Combustível: governo pede projeto emergencial em Mato Grosso

Proposta prevê subsídio ao diesel e congelamento do Fethab para reduzir custos no estado.

O preço do combustível pode cair em Mato Grosso? Essa é a expectativa do governo estadual após enviar à Assembleia Legislativa um projeto emergencial para conter a alta do diesel e reduzir impactos econômicos.

O governador encaminhou nesta terça-feira (28) uma mensagem com Projeto de Lei autorizando o Estado a aderir à cooperação financeira com a União dentro do Regime Emergencial de Abastecimento Interno de Combustíveis.

A medida permite conceder subvenção econômica ao óleo diesel, com foco em reduzir o custo do combustível, amenizar despesas no transporte de cargas e diminuir reflexos na produção estadual.

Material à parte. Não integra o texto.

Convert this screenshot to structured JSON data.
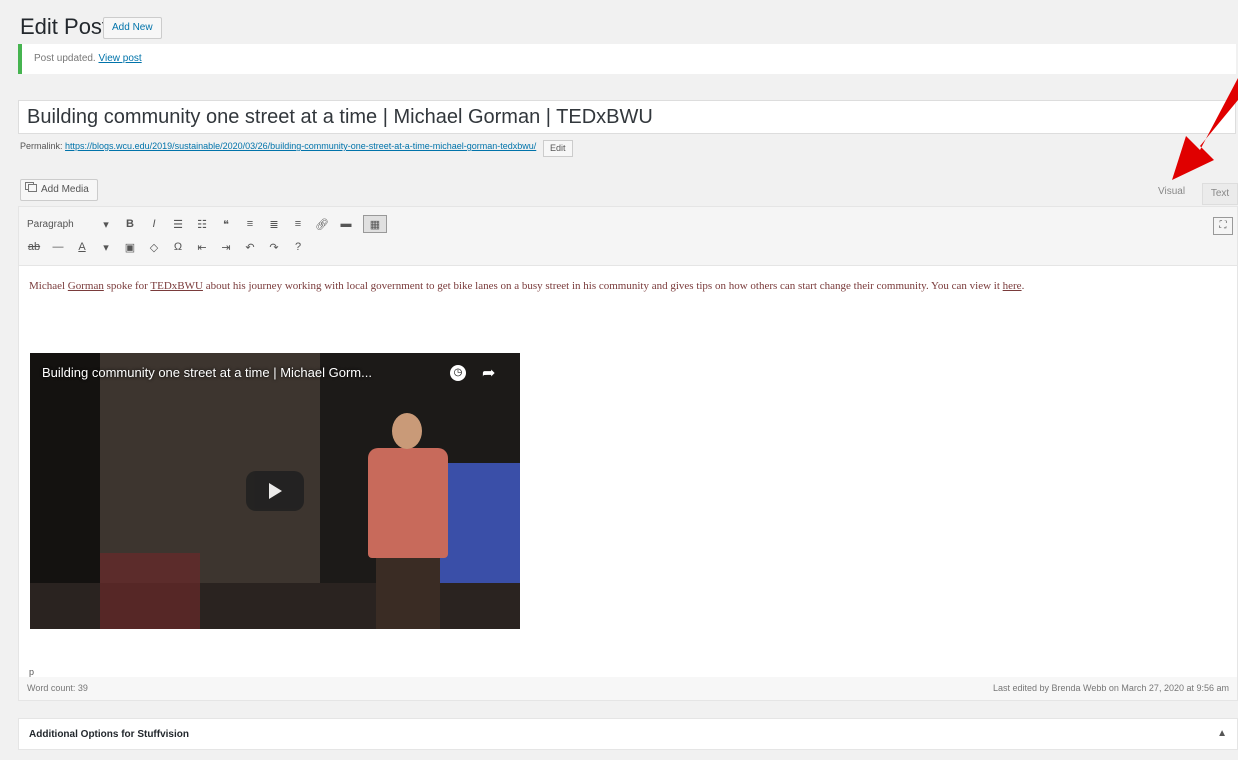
{
  "header": {
    "title": "Edit Post",
    "add_new_label": "Add New"
  },
  "notice": {
    "text": "Post updated.",
    "link": "View post"
  },
  "post": {
    "title": "Building community one street at a time | Michael Gorman | TEDxBWU"
  },
  "permalink": {
    "label": "Permalink:",
    "url": "https://blogs.wcu.edu/2019/sustainable/2020/03/26/building-community-one-street-at-a-time-michael-gorman-tedxbwu/",
    "edit_label": "Edit"
  },
  "editor": {
    "add_media_label": "Add Media",
    "tab_visual": "Visual",
    "tab_text": "Text",
    "format_select": "Paragraph",
    "toolbar_row1": [
      "bold-icon",
      "italic-icon",
      "bullet-list-icon",
      "numbered-list-icon",
      "blockquote-icon",
      "align-left-icon",
      "align-center-icon",
      "align-right-icon",
      "link-icon",
      "readmore-icon",
      "toolbar-toggle-icon"
    ],
    "toolbar_row2": [
      "strikethrough-icon",
      "horizontal-rule-icon",
      "text-color-icon",
      "paste-text-icon",
      "clear-formatting-icon",
      "special-char-icon",
      "outdent-icon",
      "indent-icon",
      "undo-icon",
      "redo-icon",
      "help-icon"
    ],
    "fullscreen_icon": "distraction-free-icon",
    "content": {
      "part1": "Michael ",
      "name_link": "Gorman",
      "part2": " spoke for ",
      "ted_link": "TEDxBWU",
      "part3": " about his journey working with local government to get bike lanes on a busy street in his community and gives tips on how others can start change their community. You can view it ",
      "here_link": "here",
      "part4": "."
    },
    "video_title": "Building community one street at a time | Michael Gorm...",
    "path_indicator": "p",
    "word_count": "Word count: 39",
    "last_edited": "Last edited by Brenda Webb on March 27, 2020 at 9:56 am"
  },
  "additional_options": {
    "title": "Additional Options for Stuffvision",
    "toggle": "▲"
  },
  "colors": {
    "accent": "#0073aa",
    "notice_border": "#46b450",
    "arrow": "#e00000"
  }
}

Congelamento do Fethab até dezembro

O texto também prevê a extensão de regras já existentes, incluindo o congelamento da Unidade Padrão Fiscal de Mato Grosso (UPF/MT) até 31 de dezembro de 2026 para cobrança das contribuições ao Fundo Estadual de Transporte e Habitação (Fethab).

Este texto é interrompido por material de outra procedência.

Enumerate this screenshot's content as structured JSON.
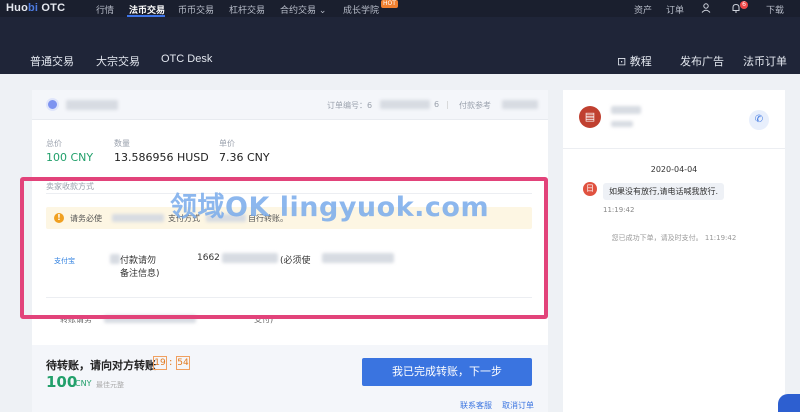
{
  "topbar": {
    "logo_a": "Huo",
    "logo_b": "bi",
    "logo_c": " OTC",
    "nav": [
      "行情",
      "法币交易",
      "币币交易",
      "杠杆交易",
      "合约交易",
      "成长学院"
    ],
    "hot_badge": "HOT",
    "right": [
      "资产",
      "订单",
      "下载"
    ],
    "bell_count": "6"
  },
  "subnav": {
    "left": [
      "普通交易",
      "大宗交易",
      "OTC Desk"
    ],
    "right": [
      "教程",
      "发布广告",
      "法币订单"
    ]
  },
  "order": {
    "order_no_label": "订单编号：",
    "order_no_visible": "6",
    "order_no_tail": "6",
    "ref_label": "付款参考",
    "total_label": "总价",
    "total_value": "100 CNY",
    "qty_label": "数量",
    "qty_value": "13.586956 HUSD",
    "price_label": "单价",
    "price_value": "7.36 CNY"
  },
  "payment": {
    "section_title": "卖家收款方式",
    "notice_a": "请务必使",
    "notice_b": "支付方式",
    "notice_c": "自行转账。",
    "method": "支付宝",
    "row_text_a": "付款请勿",
    "row_text_b": "备注信息)",
    "account_prefix": "1662",
    "note": "(必须使",
    "terms_a": "转账请务",
    "terms_b": "支付)"
  },
  "bottom": {
    "pending": "待转账，请向对方转账",
    "timer_min": "19",
    "timer_sec": "54",
    "amount": "100",
    "amount_unit": "CNY",
    "amount_note": "最佳元整",
    "done_button": "我已完成转账，下一步",
    "contact": "联系客服",
    "cancel": "取消订单"
  },
  "chat": {
    "date": "2020-04-04",
    "message": "如果没有放行,请电话喊我放行.",
    "message_time": "11:19:42",
    "system": "您已成功下单，请及时支付。 11:19:42",
    "avatar_char": "日"
  },
  "watermark": "领域OK lingyuok.com"
}
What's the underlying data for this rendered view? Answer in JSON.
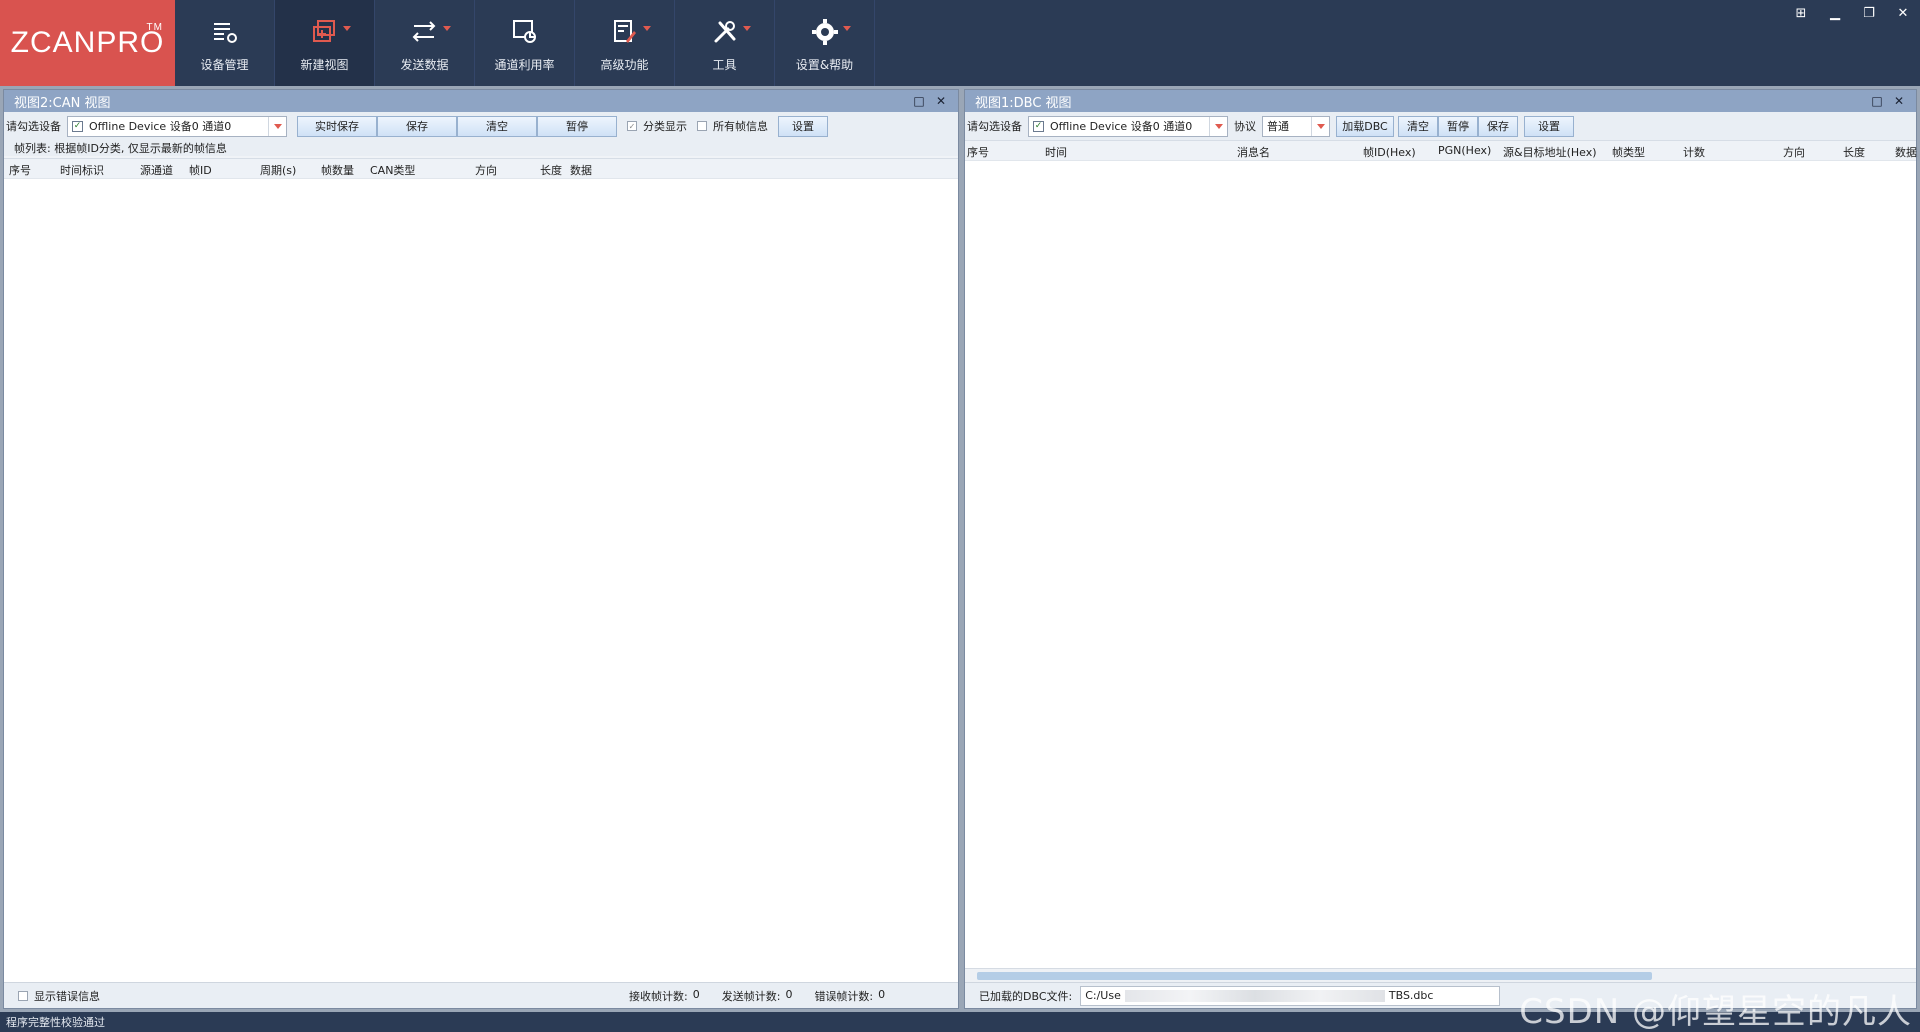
{
  "app": {
    "logo": "ZCANPRO",
    "logo_tm": "TM"
  },
  "ribbon": [
    {
      "label": "设备管理",
      "icon": "device-manage-icon",
      "dropdown": false
    },
    {
      "label": "新建视图",
      "icon": "new-view-icon",
      "dropdown": true
    },
    {
      "label": "发送数据",
      "icon": "send-data-icon",
      "dropdown": true
    },
    {
      "label": "通道利用率",
      "icon": "channel-usage-icon",
      "dropdown": false
    },
    {
      "label": "高级功能",
      "icon": "advanced-icon",
      "dropdown": true
    },
    {
      "label": "工具",
      "icon": "tools-icon",
      "dropdown": true
    },
    {
      "label": "设置&帮助",
      "icon": "gear-icon",
      "dropdown": true
    }
  ],
  "left_panel": {
    "title": "视图2:CAN 视图",
    "device_label": "请勾选设备",
    "device_value": "Offline Device 设备0 通道0",
    "buttons": {
      "realtime_save": "实时保存",
      "save": "保存",
      "clear": "清空",
      "pause": "暂停",
      "settings": "设置"
    },
    "classify_label": "分类显示",
    "all_frames_label": "所有帧信息",
    "note": "帧列表: 根据帧ID分类, 仅显示最新的帧信息",
    "columns": [
      "序号",
      "时间标识",
      "源通道",
      "帧ID",
      "周期(s)",
      "帧数量",
      "CAN类型",
      "方向",
      "长度",
      "数据"
    ],
    "footer": {
      "show_errors": "显示错误信息",
      "rx_label": "接收帧计数:",
      "rx_value": "0",
      "tx_label": "发送帧计数:",
      "tx_value": "0",
      "err_label": "错误帧计数:",
      "err_value": "0"
    }
  },
  "right_panel": {
    "title": "视图1:DBC 视图",
    "device_label": "请勾选设备",
    "device_value": "Offline Device 设备0 通道0",
    "protocol_label": "协议",
    "protocol_value": "普通",
    "buttons": {
      "load_dbc": "加载DBC",
      "clear": "清空",
      "pause": "暂停",
      "save": "保存",
      "settings": "设置"
    },
    "columns": [
      "序号",
      "时间",
      "消息名",
      "帧ID(Hex)",
      "PGN(Hex)",
      "源&目标地址(Hex)",
      "帧类型",
      "计数",
      "方向",
      "长度",
      "数据"
    ],
    "footer": {
      "loaded_label": "已加载的DBC文件:",
      "file_prefix": "C:/Use",
      "file_suffix": "TBS.dbc"
    }
  },
  "status": "程序完整性校验通过",
  "watermark": "CSDN @仰望星空的凡人"
}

Na prática, o congelamento busca evitar aumento de encargos ligados ao setor produtivo e ao transporte.

Impacto fiscal estimado

Segundo o governo, o Estado deve investir cerca de R$ 150 milhões para subsidiar o diesel e abrir mão de aproximadamente R$ 350 milhões com o congelamento do Fethab.

O impacto total estimado chega a R$ 500 milhões em redução de tributos ao longo deste ano.

  • R$ 150 milhões para subsídio ao diesel
  • R$ 350 milhões com congelamento do Fethab
  • R$ 500 milhões em renúncia fiscal total

Votação em regime de urgência

A proposta deve ser lida na próxima sessão ordinária da Assembleia Legislativa, marcada para quarta-feira (29). Há possibilidade de votação em regime de urgência, caso haja consenso entre os deputados.

O pedido de tramitação rápida ocorre pela necessidade de aplicar as medidas em curto prazo e conter novos impactos no preço do combustível.

Preço ao consumidor depende da cadeia de distribuição

O governo informou que a redução no valor final do combustível dependerá das distribuidoras, responsáveis por receber os subsídios. Órgãos de controle poderão atuar em caso de irregularidades.

A participação estadual no programa federal corresponde a 6,12% da contribuição conjunta dos Estados e do Distrito Federal, com limite de R$ 122,4 milhões.